By Jacqueline Quynh

DENVER (CBS4) – Almost a week after the U.S. Capitol riots, some are still grasping what happened and the potential for more unrest. To some, the images of the storming of the Capitol will be seared into memory like the attacks on Sept. 11.  Everyone was glued to the latest updates, and the stress hasn’t ended.

“I definitely had some anxiety about the inauguration,” Anne Hershfeldt said.

Those CBS4 talked to at Riverfront Park in Denver worry about a peaceful transfer of power.

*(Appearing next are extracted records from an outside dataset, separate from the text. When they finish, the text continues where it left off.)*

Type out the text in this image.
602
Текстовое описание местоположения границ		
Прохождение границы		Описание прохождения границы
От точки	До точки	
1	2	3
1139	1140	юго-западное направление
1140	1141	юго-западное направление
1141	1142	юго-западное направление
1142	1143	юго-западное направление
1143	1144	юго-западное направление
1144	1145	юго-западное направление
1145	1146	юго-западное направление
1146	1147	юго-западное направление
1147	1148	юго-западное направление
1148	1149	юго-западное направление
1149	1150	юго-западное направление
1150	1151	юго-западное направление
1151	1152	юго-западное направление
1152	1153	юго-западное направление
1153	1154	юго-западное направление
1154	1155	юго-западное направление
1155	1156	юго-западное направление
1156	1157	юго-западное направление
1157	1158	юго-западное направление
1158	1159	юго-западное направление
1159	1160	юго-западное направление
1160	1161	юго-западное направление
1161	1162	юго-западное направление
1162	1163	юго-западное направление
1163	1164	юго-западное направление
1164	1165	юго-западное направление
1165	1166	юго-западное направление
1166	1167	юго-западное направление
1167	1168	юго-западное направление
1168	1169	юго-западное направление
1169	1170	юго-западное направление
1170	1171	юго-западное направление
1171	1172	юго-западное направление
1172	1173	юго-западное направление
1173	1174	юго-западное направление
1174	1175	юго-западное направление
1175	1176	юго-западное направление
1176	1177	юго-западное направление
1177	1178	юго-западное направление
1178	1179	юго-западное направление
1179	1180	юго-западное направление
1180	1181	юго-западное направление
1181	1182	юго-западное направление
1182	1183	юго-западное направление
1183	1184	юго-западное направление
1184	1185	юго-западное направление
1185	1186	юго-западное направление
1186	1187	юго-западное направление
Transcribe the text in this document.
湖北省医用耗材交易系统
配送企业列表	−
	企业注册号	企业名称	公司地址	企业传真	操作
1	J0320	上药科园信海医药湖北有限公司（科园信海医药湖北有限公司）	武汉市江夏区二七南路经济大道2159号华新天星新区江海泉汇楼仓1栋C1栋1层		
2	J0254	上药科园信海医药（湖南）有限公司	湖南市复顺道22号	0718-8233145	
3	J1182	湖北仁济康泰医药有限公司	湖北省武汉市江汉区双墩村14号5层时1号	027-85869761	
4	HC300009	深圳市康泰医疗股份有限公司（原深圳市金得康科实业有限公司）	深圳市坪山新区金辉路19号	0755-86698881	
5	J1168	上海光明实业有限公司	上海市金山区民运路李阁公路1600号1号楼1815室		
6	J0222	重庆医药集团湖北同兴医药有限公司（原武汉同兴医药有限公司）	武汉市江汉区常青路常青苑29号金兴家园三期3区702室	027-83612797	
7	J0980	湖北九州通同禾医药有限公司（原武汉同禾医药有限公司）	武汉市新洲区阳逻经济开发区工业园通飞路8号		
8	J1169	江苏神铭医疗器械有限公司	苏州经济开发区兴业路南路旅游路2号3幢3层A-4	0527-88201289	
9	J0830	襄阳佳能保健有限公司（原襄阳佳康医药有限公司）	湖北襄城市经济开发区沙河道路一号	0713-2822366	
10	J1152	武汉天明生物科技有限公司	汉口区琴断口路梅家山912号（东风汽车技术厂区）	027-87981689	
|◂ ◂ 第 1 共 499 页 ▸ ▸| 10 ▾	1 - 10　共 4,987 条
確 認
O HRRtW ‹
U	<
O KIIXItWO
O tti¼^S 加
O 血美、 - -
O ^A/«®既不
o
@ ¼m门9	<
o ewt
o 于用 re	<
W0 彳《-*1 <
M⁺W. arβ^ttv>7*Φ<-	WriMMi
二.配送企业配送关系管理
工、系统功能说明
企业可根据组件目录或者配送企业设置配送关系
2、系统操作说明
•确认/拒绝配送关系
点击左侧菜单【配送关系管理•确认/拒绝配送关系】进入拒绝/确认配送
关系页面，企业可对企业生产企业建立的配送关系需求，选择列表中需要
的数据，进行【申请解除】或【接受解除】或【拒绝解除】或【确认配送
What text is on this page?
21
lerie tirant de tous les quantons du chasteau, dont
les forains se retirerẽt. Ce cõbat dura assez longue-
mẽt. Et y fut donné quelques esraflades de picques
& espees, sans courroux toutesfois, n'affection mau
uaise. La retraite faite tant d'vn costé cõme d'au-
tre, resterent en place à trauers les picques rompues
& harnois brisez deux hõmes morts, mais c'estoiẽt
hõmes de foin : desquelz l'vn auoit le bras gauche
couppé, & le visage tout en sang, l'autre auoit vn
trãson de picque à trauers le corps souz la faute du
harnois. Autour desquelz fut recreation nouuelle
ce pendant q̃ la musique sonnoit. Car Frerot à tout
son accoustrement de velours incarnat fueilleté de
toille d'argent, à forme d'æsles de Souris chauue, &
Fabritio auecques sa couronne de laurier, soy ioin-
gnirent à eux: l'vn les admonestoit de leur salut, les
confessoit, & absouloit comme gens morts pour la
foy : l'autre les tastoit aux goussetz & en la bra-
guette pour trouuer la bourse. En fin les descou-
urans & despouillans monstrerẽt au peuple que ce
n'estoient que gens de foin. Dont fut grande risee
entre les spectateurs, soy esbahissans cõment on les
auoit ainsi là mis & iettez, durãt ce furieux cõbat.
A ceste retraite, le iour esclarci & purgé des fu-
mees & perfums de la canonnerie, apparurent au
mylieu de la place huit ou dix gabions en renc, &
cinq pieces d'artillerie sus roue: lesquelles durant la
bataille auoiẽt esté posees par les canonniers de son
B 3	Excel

“I had the TVs on, I was switching between channels,” Colby Carr said.

(credit: CBS)

Therapists call the riot on Capitol Hill a traumatizing event.

“These traumas at which they are, a trauma is a significantly distressing event that has an impact on our daily life, our daily functioning,” Anna Aurisicchio said.

Aurisicchio is a licensed social worker and trauma therapist with HealthONE, a healthcare group.  She tells us, the images and ongoing discussions may trigger past trauma, as some already feel heightened anxiety from the pandemic.

“I do feel bad for Congress people, because as someone who suffers from PTSD that is very traumatic,” Samantha Escamilla.

(credit: Joseph Prezioso / AFP) (Photo by JOSEPH PREZIOSO/AFP via Getty Images)

Aurisicchio told CBS4 there’s a talk it out technique she often uses to help discussions find a balance.

“It’s called DEARMAN, so it’s an acronym, it stands for describe, express, assert, reinforce, stay mindful, appear confident and negotiate,” said Aurisicchio.

It allows people an opportunity to voice and hear other opinions, as well as helps to find a path toward common ground.

“Sometimes it might look like agree to disagree, but sometimes it might be that you agree that this point makes sense, and I will agree that makes sense what you said.”

Other times, Aurisicchio says it okay to walk away, though she warns against cutting off long-term relationships.

“Because if I cut off everybody who had a different opinion than mine, I’d be a very lonely person,” Hershfeldt thought.

While not everyone may need therapy, Aurisicchio added that self-care over the next few weeks could help with feelings of anxiety.